Von der Leyen ohne KabinettDas Europaparlament hat eine wichtige Chance vertan
Die EU trödelt mit ihrer Regierungsbildung. Insbesondere angesichts eines möglichen Wahlerfolgs von Donald Trump in den USA ist das verantwortungslos.

Es gibt in den USA die Tradition, dass der Senat die wichtigsten Minister eines neuen Präsidenten rasch bestätigt – selbst dann, wenn die Oppositionspartei die Parlamentskammer beherrscht. Die Logik dahinter geht so: Amerika ist eine Weltmacht, die sich nach einer Wahl kein lähmendes Interregnum leisten kann.
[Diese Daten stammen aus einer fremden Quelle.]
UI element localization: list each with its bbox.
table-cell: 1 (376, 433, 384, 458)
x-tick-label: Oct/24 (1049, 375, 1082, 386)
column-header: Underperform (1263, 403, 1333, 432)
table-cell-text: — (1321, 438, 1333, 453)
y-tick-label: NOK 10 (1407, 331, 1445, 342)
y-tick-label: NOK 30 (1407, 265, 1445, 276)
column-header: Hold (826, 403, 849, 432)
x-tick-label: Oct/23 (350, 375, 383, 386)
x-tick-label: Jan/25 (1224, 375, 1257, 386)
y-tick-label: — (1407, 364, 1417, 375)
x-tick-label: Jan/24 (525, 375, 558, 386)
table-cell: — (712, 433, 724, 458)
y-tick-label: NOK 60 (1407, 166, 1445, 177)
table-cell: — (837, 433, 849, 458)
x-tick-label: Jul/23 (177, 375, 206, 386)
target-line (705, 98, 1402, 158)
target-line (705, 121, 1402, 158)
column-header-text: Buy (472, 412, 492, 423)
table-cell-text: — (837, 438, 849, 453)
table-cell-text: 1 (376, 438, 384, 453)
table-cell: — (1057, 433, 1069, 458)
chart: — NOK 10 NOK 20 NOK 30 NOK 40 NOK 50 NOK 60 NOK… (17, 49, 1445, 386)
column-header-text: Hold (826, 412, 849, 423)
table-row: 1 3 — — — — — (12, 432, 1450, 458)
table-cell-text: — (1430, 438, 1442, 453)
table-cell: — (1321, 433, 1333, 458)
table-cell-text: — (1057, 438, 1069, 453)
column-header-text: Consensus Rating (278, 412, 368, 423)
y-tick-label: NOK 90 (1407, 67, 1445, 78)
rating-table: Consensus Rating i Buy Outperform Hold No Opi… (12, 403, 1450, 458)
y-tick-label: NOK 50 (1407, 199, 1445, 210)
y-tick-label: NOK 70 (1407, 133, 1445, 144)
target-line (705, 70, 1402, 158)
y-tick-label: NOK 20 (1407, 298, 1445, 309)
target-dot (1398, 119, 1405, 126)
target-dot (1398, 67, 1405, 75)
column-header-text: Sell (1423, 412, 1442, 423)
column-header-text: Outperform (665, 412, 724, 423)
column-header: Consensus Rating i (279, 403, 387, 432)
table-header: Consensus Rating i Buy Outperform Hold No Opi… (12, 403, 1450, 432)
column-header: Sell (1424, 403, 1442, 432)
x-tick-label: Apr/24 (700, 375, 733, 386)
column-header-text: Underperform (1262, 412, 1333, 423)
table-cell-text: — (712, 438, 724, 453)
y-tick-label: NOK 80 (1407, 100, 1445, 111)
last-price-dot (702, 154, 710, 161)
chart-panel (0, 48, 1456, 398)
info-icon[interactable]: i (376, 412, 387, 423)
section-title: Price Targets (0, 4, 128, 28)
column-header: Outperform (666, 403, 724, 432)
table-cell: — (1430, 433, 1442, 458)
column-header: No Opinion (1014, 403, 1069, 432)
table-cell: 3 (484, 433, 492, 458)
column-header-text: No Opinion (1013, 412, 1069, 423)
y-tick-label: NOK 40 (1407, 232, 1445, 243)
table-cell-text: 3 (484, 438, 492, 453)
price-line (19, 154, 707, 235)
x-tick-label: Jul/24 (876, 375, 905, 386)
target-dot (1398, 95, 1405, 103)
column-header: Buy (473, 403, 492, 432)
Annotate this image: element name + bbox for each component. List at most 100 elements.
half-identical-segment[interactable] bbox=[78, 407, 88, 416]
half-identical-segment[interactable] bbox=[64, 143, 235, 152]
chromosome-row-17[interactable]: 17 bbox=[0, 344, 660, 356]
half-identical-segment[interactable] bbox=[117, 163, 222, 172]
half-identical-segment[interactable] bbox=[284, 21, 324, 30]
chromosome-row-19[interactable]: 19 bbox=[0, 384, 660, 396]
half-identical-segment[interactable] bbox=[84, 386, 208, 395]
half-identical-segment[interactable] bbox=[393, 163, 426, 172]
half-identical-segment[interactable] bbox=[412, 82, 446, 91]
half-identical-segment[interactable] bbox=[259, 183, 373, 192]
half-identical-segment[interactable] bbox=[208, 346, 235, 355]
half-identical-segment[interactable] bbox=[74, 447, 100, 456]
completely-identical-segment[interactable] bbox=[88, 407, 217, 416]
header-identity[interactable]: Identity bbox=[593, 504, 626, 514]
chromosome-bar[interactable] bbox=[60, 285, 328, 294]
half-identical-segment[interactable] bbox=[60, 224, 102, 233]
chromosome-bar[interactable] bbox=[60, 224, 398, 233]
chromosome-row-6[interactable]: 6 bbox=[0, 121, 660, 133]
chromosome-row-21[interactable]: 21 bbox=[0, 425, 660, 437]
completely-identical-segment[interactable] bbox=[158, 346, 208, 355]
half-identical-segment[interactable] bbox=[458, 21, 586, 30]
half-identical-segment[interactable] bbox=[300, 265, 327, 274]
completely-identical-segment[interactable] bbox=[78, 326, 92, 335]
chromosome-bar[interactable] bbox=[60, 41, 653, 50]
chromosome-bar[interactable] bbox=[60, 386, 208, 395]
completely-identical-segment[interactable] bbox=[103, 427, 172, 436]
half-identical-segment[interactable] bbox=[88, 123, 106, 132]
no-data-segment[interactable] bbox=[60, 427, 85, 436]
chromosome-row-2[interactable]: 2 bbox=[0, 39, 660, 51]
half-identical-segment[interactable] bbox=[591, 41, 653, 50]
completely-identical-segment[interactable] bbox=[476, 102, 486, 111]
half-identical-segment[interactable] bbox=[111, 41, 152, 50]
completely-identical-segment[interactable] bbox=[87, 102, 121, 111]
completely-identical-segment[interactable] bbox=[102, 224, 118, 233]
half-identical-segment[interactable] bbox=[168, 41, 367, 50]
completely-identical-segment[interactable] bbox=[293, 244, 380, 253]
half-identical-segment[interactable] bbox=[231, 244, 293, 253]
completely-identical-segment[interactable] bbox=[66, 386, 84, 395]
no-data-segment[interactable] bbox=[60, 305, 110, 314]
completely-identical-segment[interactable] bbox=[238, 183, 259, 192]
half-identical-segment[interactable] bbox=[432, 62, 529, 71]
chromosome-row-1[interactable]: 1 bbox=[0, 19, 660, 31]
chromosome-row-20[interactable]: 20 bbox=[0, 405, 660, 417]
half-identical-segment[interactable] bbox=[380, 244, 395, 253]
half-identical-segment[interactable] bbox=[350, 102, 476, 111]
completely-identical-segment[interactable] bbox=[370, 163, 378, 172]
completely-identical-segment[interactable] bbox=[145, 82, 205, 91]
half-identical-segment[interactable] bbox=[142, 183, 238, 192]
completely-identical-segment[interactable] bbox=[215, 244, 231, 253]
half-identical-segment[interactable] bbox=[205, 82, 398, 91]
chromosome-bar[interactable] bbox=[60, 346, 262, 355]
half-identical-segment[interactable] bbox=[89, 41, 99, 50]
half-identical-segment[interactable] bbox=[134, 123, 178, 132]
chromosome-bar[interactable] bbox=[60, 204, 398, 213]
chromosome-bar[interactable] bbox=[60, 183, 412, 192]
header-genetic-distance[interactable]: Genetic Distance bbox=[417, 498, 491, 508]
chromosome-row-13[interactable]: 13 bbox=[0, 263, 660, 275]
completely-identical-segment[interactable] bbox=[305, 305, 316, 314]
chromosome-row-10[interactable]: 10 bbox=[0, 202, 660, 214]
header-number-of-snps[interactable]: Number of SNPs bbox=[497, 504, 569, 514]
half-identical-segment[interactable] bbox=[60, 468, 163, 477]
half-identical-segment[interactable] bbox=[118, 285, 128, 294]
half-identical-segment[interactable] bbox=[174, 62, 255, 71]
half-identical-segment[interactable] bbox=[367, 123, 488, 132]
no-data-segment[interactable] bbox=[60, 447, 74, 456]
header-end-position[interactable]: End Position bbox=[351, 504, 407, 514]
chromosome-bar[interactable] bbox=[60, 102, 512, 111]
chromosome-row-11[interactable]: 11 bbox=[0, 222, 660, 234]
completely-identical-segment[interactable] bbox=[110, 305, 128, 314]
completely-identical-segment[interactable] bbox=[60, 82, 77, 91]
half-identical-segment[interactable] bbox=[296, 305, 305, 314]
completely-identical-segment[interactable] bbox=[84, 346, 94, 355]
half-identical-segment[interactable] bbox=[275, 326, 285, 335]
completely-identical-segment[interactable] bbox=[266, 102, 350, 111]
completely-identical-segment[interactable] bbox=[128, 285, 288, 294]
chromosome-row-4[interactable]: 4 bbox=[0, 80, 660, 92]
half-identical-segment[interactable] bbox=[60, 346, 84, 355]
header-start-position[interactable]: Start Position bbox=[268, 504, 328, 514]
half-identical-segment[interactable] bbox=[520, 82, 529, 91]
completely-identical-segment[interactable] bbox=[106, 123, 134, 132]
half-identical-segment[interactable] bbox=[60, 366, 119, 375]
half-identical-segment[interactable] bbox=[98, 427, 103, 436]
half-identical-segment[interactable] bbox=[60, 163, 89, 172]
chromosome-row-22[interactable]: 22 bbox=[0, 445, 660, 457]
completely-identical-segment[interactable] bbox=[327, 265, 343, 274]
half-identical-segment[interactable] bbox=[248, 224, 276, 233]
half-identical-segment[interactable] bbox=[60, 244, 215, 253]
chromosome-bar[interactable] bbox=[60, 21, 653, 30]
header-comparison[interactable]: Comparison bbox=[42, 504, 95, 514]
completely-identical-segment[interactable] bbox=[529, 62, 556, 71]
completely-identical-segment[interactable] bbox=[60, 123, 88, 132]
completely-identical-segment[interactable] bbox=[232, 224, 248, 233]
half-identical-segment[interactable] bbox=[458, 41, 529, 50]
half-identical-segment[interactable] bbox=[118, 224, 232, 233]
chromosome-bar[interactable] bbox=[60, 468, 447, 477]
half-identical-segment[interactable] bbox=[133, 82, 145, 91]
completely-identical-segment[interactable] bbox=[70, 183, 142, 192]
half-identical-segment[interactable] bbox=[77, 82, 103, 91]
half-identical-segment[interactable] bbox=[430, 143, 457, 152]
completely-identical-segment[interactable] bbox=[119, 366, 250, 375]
Deswegen kann ein neuer Präsident damit rechnen, dass er schon wenige Tage nach dem Amtsantritt – laut Verfassung stets der 20. Januar – zumindest offiziell bestallte Minister für Äusseres, Verteidigung und Finanzen hat. Schaut man sich die momentan nicht so rosigen Zustände auf dem Planeten Erde an, klingt das vernünftig.
In einer weit, weit entfernten Galaxie mit dem Namen EU2024, auf einem Planeten, den Astronomen Parlamentum Europaeum nennen, ist man da entspannter. Die Schwerkraft der Realität ist dort offenbar nicht so gross. Obwohl EU-Kommissions-Präsidentin Ursula von der Leyen schon am 18. Juli vom Europaparlament gewählt wurde, obwohl sie dort bereits am 17. September ihre 26 Kommissarinnen und Kommissare vorgestellt hat, beginnen deren Bestätigungsanhörungen erst am 4. November. Diese werden sich mindestens eine Woche hinziehen, sodass die neue EU-Kommission – immerhin die Regierungsmannschaft einer Staatenunion, die ein Fünftel der globalen Wirtschaftsleistung erbringt – frühestens am 1. Dezember ihre Arbeit aufnehmen wird.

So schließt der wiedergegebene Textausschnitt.